Seduta in calo per i principali indici statunitensi. Il Dow Jones Industrial Average evidenzia una flessione dello 0,80%, lo S&P500 dello 0,70% e il Nasdaq Composite dello 0,40%. Nonostante dei buoni dati sul Black Friday (dalle previsioni migliori delle scorso anno) gli indici americani sono tornati in flessione sia sulla scia delle prese di beneficio degli investitori che dai timori sulle difficili trattative in Congresso per trovare un accordo sul “fiscal cliff” (ovvero il precipizio fiscale da 607 mld di dollari che comprende tagli automatici alla spesa e gli incrementi all’imposizione fiscale per la fine degli sgravi fiscali introdotti da Bush). Riteniamo che nel breve periodo sarà difficile trovare un’intesa e saranno necessarie altre settimane prima di convincere repubblicani e democratici a trovare un compromesso. Sono rimasti solamente 36 giorni. Da segnalare che oggi è un’altra giornata di saldi negli States (il cyber monday) che potrebbe dare ulteriori indicazioni sull’andamento dei consumi e e delle vendite della stagione natalizia.   In rosso anche le piazze azionarie europee sulla scia della grande attesa dei trader sul meeting dell’Eurogruppo a Bruxelles. Le principali autorità finanziarie del Vecchio Continente dovranno decidere se sbloccare l’ennesima tranche di aiuti internazionali al paese ellenico. Crediamo che le negoziazioni andranno avanti fino a tarda notte e la decisione potrebbe arrivare nelle prime ore del mattino. I calcoli per verificare la sostenibilità del debito greco, richiesti dal Fondo Monetario Internazionale forte oppositore della linea morbida, sembrano ancora non convincere gli esperti dell’istituzione guidata da Christine Lagarde. Se non si troverà un accordo si rinvierà a lunedì prossimo. Restiamo comunque positivi sulle possibilità dello sblocco della tranche da 44 mld di euro (ovvero l’ammontare di 3 tranche messe assieme) al Governo di Atene.

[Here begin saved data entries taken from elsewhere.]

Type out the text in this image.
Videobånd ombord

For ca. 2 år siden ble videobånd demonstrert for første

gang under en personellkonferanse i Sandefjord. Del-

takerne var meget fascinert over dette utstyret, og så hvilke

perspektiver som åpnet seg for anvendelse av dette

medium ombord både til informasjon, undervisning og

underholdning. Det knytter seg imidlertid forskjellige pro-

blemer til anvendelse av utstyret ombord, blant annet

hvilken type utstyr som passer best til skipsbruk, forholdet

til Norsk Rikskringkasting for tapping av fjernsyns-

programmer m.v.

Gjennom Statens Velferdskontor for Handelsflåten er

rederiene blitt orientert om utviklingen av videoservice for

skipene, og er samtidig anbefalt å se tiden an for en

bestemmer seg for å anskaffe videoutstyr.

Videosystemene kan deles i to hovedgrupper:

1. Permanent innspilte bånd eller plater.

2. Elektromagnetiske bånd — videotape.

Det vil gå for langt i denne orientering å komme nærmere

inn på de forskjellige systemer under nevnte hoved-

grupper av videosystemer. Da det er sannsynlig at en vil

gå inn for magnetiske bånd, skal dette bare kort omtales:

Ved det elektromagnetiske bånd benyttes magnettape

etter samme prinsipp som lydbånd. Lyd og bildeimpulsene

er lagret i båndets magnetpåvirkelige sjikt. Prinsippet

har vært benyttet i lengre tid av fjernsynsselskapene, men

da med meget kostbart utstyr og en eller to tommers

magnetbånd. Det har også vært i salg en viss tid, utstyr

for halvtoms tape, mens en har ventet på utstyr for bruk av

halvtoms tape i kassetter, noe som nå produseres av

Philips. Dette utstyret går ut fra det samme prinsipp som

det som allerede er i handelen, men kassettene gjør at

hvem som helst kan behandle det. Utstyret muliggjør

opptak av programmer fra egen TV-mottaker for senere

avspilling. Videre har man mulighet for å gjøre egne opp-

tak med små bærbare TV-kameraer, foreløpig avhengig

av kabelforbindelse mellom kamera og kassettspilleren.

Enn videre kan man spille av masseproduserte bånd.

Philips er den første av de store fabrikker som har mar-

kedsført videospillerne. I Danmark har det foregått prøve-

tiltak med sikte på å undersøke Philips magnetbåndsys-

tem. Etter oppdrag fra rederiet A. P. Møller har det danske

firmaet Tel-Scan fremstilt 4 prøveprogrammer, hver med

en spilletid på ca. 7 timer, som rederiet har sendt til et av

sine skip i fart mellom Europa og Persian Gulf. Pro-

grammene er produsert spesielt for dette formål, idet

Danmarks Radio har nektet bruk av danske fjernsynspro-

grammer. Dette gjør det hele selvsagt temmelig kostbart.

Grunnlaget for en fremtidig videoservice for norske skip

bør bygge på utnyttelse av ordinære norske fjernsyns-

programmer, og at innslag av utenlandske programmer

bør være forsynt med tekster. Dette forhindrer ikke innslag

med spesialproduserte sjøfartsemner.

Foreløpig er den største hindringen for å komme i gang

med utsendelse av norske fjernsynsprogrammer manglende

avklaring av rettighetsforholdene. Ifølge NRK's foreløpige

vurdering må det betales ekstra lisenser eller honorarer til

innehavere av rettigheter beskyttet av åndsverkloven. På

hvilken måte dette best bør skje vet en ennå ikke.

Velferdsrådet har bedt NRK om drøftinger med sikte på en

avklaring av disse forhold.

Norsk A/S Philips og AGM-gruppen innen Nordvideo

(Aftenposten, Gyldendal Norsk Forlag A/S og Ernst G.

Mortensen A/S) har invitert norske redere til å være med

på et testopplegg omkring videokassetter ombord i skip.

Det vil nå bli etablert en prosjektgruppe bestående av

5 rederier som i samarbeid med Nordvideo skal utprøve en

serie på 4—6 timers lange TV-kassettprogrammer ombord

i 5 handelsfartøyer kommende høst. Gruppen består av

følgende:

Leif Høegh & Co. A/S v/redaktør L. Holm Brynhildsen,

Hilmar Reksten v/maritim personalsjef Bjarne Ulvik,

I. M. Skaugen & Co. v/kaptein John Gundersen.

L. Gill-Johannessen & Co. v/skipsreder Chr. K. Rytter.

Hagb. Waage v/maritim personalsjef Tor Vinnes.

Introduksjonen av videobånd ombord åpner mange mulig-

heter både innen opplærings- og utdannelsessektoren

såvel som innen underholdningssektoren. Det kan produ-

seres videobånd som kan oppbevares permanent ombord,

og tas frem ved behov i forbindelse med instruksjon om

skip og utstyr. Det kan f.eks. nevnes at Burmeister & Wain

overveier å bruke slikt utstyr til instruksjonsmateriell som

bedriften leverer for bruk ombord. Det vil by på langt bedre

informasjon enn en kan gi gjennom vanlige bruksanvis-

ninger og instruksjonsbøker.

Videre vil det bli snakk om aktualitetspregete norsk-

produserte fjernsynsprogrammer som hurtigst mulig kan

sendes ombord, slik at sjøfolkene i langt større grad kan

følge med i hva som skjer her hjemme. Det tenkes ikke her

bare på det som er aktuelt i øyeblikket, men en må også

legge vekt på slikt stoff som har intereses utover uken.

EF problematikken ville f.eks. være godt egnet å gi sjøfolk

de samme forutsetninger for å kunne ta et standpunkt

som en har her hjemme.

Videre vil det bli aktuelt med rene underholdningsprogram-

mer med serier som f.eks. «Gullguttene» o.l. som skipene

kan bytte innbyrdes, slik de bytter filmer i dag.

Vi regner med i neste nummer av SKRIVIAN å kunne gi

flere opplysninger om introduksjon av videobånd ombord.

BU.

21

La nostra view è che la Troika lascerà altri due anni in piu’ all’Esecutivo di Samaras per ridurre il debito/PIL al 120% entro il 2022 (e non il 2020), ridurrà i tassi sui prestiti concessi e permetterà alla Grecia di effettuare un buy back di titoli per un ammontare superiore ai 10 mld di euro con l’aiuto finanziario dei fondi di stabilità.

Italia: Ftse Mib in calo

A Piazza Affari il Ftse Mib ha chiuso in calo dello 0,74% a 15520 punti. Forti vendite su Prysmian e STM.

Valute: euro/dollaro in attesa dell’Eurogruppo

Poche variazioni per il cambio tra la moneta unica e il biglietto verde in attesa delle decisioni che saranno prese nel meeting dell’Eurogruppo a Bruxelles in merito allo sblocco degli aiuti internazionali alla Grecia. Per sostenere la reazione partita dai bottom del 13 novembre servirà il superamento delle resistenze comprese tra 1,2990 (picco di venerdi’) e 1,30, area di transito della trendline ribassista partita dai picchi di maggio, oltre alle quali si getterebbero le basi per un’ascesa verso gli obiettivi situati a 1,3021, picco del 31 ottobre, e piu’ in alto a 1,3140 e 1,3172. Indicazioni negative giungeranno, invece, con il cedimento del supporto a 1,2193, primo dei ritracciamenti di Fibonacci del rialzo messo a segno dai bottom del 13 novembre, preludio a una probabile flessione fino a 1,2876 e 1,2865.

Macro: pochi dati

Sul fronte macro, nel pomeriggio poche cifre di particolare rilevanza.

Titoli di Stato: attesa per le aste in settimana

Sul fronte governativo, si attendono importanti aste in settimana. Domani la Spagna collocherà titoli a brevissimo termine (l’Italia CTZ). Molto interessante sarà l’asta di giovedi’ quando il Tesoro italiano assegnerà titoli a 5 e 10 anni.

Commodity: oro poco mosso, petrolio in lieve calo

Tra le commodity, poche variazioni per l’oro che si attesta appena al di sotto dei 1750 dollari l’oncia. In flessione il petrolio a 88 dollari al barile.